As “marés” branca e verde na Espanha tentam atalhar o que poderia ser uma privatização do Estado em uma sociedade cada vez mais dual, de ricos e de pobres

É óbvio que a recessão primeiro e a crise depois foram criando uma brecha entre pobres e ricos sem que o Estado, os Estados afetados pela depressão (especialmente no sul da Europa), pudessem garantir como há uma década e meia as prestações básicas de saúde, educação e serviços sociais, se não estiver envolvida colaboração pecuniária dos beneficiados. Parece, em consequência, que, enquanto falamos de Estado fracassados em referência aos mais afastados das pautas ocidentais, a estrutura tradicional de prestações públicas falha com certo estrondo nos nossos.

É preciso pagar o serviço da dívida; atender os compromissos de Defesa (os mais caros) e manter os subsídios de desemprego e pensões (contributivas ou não) para que não se produza um autêntico desabamento. Nesta tessitura, a comunicação, as explicações e a pedagogia pública de por que se chegou a este estado de carestia e dificuldade estão sendo abordadas com grandes números e não menores discursos. Mas que não convencem; nem uns nem outros.

A alternativa parece ser a reformulação do Estado. É preciso estacionar –reformando as Constituições– as promessas oceânicas de direitos para ajustar a ação do Estado ao mínimo denominador comum: garantir a educação básica e média; proporcionar um acesso à universidade e à formação profissional em condições de igualdade inicial; oferecer uma ampla e plenamente gratuita bolsa de serviços sanitários e assegurar o sistema de pensões; e, certamente, o seguro desemprego. O menos, neste tempo histórico, é mais. Como consequência disso, a supressão de subvenções –matizando esta afirmação em relação ao âmbito da cultura, do esporte e da pesquisa– parece obrigatória, assim como a eliminação do elenco de direitos que não podem ser materializados. A austeridade deve incidir essencialmente na despesa política e no que consome as ações marginais das administrações públicas.
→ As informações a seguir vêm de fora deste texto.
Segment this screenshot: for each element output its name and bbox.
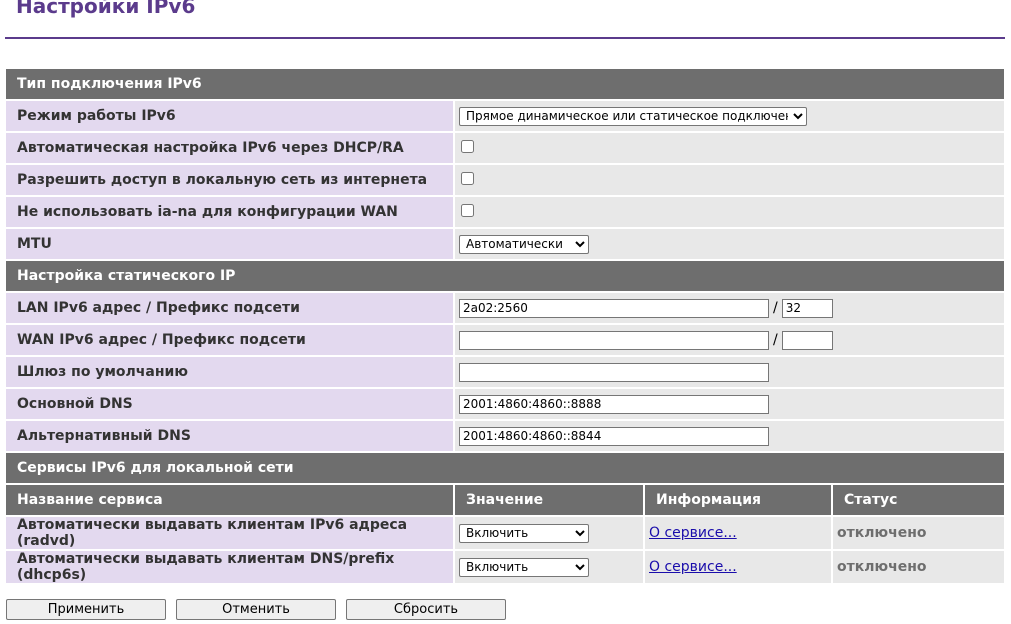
gateway-label: Шлюз по умолчанию: [6, 357, 455, 387]
ipv6-mode-select[interactable]: Прямое динамическое или статическое подк…: [459, 106, 807, 126]
column-header-service-name: Название сервиса: [6, 485, 455, 515]
service-radvd-info-link[interactable]: О сервисе...: [649, 525, 737, 541]
ipv6-mode-label: Режим работы IPv6: [6, 101, 455, 131]
row-allow-access: Разрешить доступ в локальную сеть из инт…: [6, 165, 1005, 195]
row-mtu: MTU Автоматически: [6, 229, 1005, 259]
wan-address-input[interactable]: [459, 330, 769, 350]
row-lan-address: LAN IPv6 адрес / Префикс подсети /: [6, 293, 1005, 323]
service-row-dhcp6s: Автоматически выдавать клиентам DNS/pref…: [6, 551, 1005, 583]
wan-prefix-input[interactable]: [781, 330, 833, 350]
column-header-value: Значение: [455, 485, 645, 515]
lan-address-label: LAN IPv6 адрес / Префикс подсети: [6, 293, 455, 323]
ipv6-settings-table: Тип подключения IPv6 Режим работы IPv6 П…: [6, 67, 1005, 585]
no-iana-label: Не использовать ia-na для конфигурации W…: [6, 197, 455, 227]
auto-config-label: Автоматическая настройка IPv6 через DHCP…: [6, 133, 455, 163]
mtu-label: MTU: [6, 229, 455, 259]
section-header-connection-type: Тип подключения IPv6: [6, 69, 1005, 99]
row-no-iana: Не использовать ia-na для конфигурации W…: [6, 197, 1005, 227]
lan-prefix-separator: /: [773, 300, 778, 316]
lan-address-input[interactable]: [459, 298, 769, 318]
gateway-input[interactable]: [459, 362, 769, 382]
row-wan-address: WAN IPv6 адрес / Префикс подсети /: [6, 325, 1005, 355]
services-column-headers: Название сервиса Значение Информация Ста…: [6, 485, 1005, 515]
service-dhcp6s-select[interactable]: Включить: [459, 557, 589, 577]
title-divider: [5, 37, 1005, 39]
cancel-button[interactable]: Отменить: [176, 599, 336, 620]
allow-access-checkbox[interactable]: [461, 171, 474, 185]
row-auto-config: Автоматическая настройка IPv6 через DHCP…: [6, 133, 1005, 163]
apply-button[interactable]: Применить: [6, 599, 166, 620]
column-header-status: Статус: [833, 485, 1005, 515]
service-row-radvd: Автоматически выдавать клиентам IPv6 адр…: [6, 517, 1005, 549]
row-primary-dns: Основной DNS: [6, 389, 1005, 419]
lan-prefix-input[interactable]: [781, 298, 833, 318]
section-header-services: Сервисы IPv6 для локальной сети: [6, 453, 1005, 483]
alternate-dns-label: Альтернативный DNS: [6, 421, 455, 451]
alternate-dns-input[interactable]: [459, 426, 769, 446]
service-radvd-select[interactable]: Включить: [459, 523, 589, 543]
service-radvd-status: отключено: [837, 525, 927, 541]
wan-prefix-separator: /: [773, 332, 778, 348]
page-title: Настройки IPv6: [16, 0, 196, 18]
primary-dns-label: Основной DNS: [6, 389, 455, 419]
service-dhcp6s-status: отключено: [837, 559, 927, 575]
section-header-static-ip: Настройка статического IP: [6, 261, 1005, 291]
no-iana-checkbox[interactable]: [461, 203, 474, 217]
auto-config-checkbox[interactable]: [461, 139, 474, 153]
allow-access-label: Разрешить доступ в локальную сеть из инт…: [6, 165, 455, 195]
primary-dns-input[interactable]: [459, 394, 769, 414]
reset-button[interactable]: Сбросить: [346, 599, 506, 620]
row-ipv6-mode: Режим работы IPv6 Прямое динамическое ил…: [6, 101, 1005, 131]
row-gateway: Шлюз по умолчанию: [6, 357, 1005, 387]
service-dhcp6s-info-link[interactable]: О сервисе...: [649, 559, 737, 575]
mtu-select[interactable]: Автоматически: [459, 234, 589, 254]
column-header-info: Информация: [645, 485, 833, 515]
row-alternate-dns: Альтернативный DNS: [6, 421, 1005, 451]
service-name: Автоматически выдавать клиентам IPv6 адр…: [6, 517, 455, 549]
wan-address-label: WAN IPv6 адрес / Префикс подсети: [6, 325, 455, 355]
action-buttons: Применить Отменить Сбросить: [6, 598, 516, 620]
service-name: Автоматически выдавать клиентам DNS/pref…: [6, 551, 455, 583]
Atenção porque retorna o capitalismo de Estado, o que significa sua expansão, e isso ocorre nos países emergentes. As 19 maiores empresas do mundo são estatais

Como advertia Alejandro Rebossio (“El País” de 8 de setembro de 2013), “o capitalismo de Estado já não é tabu” porque os capitais públicos nas empresas estabilizam-se ou aumentam nos países emergentes que hão de ter a precaução de não cair no mesmo erro que os consolidados que abrangeram essa faceta empresarial e, mais tarde, a abandonaram por meio de privatizações. Atualmente 19% das maiores empresas do mundo são estatais e são China, Rússia e as nações emergentes –sempre segundo o autor citado– as que lideram este modelo. É, segundo demonstra a história, uma má política.

O Estado há de ser menos para ser muito mais no básico, no nuclear, no essencial: viver, educar-se e beneficiar-se da solidariedade social razoavelmente. O resto pode – e até deve – deixar-se à iniciativa privada no que é seu âmbito próprio (o empresarial e gerencial) e só de maneira muito destilada pode admitir-se sua entrada com fins lucrativos na gestão de alguns serviços públicos que, em opinião muito generalizada, não podem ser os que se correspondem com prestações básicas.
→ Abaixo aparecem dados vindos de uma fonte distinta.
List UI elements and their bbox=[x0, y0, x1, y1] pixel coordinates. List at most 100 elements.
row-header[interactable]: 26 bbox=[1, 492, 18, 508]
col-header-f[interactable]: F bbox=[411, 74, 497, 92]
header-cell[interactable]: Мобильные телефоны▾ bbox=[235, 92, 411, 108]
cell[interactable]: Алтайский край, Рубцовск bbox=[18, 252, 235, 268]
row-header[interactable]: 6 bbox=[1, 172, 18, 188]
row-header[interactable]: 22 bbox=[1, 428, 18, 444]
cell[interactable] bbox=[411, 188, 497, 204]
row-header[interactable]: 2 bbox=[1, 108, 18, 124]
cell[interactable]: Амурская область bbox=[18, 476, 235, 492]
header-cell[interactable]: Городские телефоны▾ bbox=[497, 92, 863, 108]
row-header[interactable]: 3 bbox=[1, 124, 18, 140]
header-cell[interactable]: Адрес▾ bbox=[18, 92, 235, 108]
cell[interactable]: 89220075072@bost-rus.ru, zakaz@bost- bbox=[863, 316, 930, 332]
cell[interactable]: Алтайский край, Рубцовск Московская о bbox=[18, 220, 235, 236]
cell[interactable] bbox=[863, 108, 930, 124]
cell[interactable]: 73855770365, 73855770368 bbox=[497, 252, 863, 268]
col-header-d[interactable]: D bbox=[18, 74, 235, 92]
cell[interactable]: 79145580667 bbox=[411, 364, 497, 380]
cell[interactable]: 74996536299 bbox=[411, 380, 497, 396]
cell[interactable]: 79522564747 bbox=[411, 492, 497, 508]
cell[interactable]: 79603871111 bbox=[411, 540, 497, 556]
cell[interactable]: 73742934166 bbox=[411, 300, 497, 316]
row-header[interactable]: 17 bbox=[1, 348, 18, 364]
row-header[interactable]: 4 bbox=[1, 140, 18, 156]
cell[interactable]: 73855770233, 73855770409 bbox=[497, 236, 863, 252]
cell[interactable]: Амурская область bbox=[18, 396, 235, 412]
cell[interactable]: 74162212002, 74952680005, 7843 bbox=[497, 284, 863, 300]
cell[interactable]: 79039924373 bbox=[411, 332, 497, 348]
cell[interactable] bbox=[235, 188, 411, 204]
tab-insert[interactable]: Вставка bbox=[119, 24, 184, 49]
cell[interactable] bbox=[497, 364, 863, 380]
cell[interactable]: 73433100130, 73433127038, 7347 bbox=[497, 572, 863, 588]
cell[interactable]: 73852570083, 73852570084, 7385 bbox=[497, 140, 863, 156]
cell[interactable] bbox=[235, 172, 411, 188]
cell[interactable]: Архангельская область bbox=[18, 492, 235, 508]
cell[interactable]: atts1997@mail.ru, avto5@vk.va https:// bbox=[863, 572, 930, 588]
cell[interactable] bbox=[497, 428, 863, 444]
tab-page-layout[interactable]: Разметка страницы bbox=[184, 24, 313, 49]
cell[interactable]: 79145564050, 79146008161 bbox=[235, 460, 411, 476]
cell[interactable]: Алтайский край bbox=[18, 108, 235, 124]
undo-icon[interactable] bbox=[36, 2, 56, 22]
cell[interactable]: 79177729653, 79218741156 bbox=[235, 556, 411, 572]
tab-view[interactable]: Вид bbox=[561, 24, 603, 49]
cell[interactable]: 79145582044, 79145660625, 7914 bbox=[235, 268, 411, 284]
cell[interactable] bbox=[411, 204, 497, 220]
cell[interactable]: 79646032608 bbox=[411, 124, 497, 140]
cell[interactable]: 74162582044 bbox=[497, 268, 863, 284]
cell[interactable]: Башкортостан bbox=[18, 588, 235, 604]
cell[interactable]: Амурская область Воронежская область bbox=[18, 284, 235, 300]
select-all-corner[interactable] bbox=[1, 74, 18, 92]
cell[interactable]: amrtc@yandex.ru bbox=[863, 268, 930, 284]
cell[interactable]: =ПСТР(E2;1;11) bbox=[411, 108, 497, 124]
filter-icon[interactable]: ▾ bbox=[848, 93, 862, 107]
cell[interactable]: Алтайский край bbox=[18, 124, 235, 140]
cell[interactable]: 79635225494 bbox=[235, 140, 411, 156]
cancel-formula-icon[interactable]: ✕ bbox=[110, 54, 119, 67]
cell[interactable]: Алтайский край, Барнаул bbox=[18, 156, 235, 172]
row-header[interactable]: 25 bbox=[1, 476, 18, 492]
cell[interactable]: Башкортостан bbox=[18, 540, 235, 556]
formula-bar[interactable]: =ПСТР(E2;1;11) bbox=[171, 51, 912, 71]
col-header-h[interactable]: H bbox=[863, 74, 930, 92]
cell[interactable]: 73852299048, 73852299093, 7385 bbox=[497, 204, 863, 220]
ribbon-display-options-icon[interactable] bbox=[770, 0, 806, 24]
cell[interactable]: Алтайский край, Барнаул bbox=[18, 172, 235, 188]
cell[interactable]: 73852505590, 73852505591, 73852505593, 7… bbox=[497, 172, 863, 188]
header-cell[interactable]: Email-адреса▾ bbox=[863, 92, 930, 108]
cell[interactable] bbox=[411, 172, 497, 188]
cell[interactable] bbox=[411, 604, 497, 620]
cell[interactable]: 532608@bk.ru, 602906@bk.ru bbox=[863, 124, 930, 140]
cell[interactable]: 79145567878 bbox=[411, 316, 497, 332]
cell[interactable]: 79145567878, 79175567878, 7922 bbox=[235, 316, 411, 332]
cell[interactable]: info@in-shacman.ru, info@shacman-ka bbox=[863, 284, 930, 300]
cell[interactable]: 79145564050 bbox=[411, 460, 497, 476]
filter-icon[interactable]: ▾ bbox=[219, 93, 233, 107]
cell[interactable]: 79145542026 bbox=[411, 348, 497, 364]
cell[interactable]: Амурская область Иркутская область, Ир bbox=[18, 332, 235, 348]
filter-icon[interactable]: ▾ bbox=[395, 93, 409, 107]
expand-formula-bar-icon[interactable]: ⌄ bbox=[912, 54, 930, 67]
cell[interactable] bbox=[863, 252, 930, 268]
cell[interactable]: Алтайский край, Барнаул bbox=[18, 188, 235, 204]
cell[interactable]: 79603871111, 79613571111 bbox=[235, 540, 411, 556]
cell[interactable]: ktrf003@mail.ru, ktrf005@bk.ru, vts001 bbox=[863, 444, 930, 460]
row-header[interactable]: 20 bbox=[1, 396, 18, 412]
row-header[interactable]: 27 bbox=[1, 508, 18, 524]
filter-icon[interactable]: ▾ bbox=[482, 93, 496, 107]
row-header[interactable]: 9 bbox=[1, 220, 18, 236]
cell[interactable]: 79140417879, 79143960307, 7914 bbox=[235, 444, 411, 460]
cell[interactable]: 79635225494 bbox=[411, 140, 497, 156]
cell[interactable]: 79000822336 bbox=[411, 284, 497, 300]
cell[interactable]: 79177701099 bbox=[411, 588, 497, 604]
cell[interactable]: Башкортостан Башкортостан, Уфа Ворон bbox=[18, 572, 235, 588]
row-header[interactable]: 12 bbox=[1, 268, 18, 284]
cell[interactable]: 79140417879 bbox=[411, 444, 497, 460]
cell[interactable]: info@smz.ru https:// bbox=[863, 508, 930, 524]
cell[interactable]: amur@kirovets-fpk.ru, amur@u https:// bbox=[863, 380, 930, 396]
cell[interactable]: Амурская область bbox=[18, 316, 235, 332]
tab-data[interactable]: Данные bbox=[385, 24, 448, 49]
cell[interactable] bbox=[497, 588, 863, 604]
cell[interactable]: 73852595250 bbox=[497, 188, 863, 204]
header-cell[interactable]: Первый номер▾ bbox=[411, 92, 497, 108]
Quando escrevo este texto, a Justiça espanhola suspendeu cautelarmente as privatizações de vários hospitais na comunidade autônoma de Madri. O juiz que tomou esta delicada decisão –de fundo teor econômico– alega em sua resolução que não se termina de compreender por que “encarregados da gestão pública desse serviço essencial (saúde) assumem sua incompetência para tramitá-lo com maior eficiência”. Precisamente, pelo conceito de eficiência, se fissura o sistema público de prestações básicas. Daí que o desafio adicional consiste em que o Estado não só mantenha para si a titularidade e gestão desses serviços essenciais, mas, além disso, forme funcionários e profissionais com um nível de qualificação igual ou maior que os que prestam seu trabalho no âmbito privado. Também, menos funcionários, mas melhores gerentes. Igualmente, nestes aspectos, menos é mais.